FBPO: Nice cross-section. How long is the show?
CS: It’s about two and-a-quarter hours.
FBPO: Is there another band, another act that travels with you?
CS: No, no, it’s just Yes.
FBPO: How about the future, Chris? You still look and sound like you have a lot of energy. What else would you like to do that you haven’t already accomplished?
CS: Well, we’re doing quite a few shows this year. After this, we have a break for a while and then we go down to South America for a few weeks and we’ll do some shows down there. Then we do a summer tour again in the U.S. After that, we’re going to be looking at recording new music. So we’ll be working on new material and probably getting to start that towards the end of this year and it’ll probably go into next year.
FBPO: Is there any chance that Jon Anderson will ever be back with Yes?
CS: There’s always the possibility we could do some events in one or two cities. I don’t think Jon really wants to do full-length tours anymore. For the big, occasional, random show, things could be put together, but I don’t suspect that that is likely to happen, especially since we’ve got this new album with Jon Davidson.
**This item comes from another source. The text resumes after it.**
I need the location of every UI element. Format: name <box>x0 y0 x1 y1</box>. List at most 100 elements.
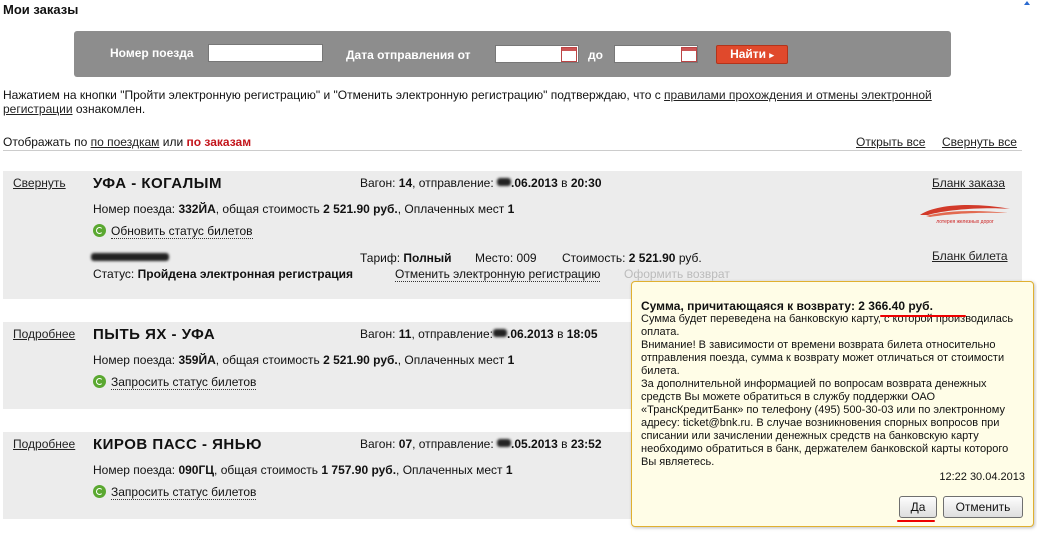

FBPO: Would you ever want to get together with all the original guys? With Bruford and Wakeman and the original Yes?
CS: Something like that could happen at some point. Unfortunately, we just lost Peter Banks, Yes’ original guitar player, who passed away earlier this year. He’s the first Yes member actually to leave us. All the rest are still around, so who knows? Maybe one day we’ll get together for a big jam!
FBPO: I’m sure I speak for a lot of others when I say we’d all love to see that! Chris, let me ask you this: What would you be if you were not a bass player?
CS: I really don’t know. From the time I left school when I was 16, I haven’t really done anything else. I’ve been very fortunate in that way, actually. Being able to go out and play music to people is a blessing.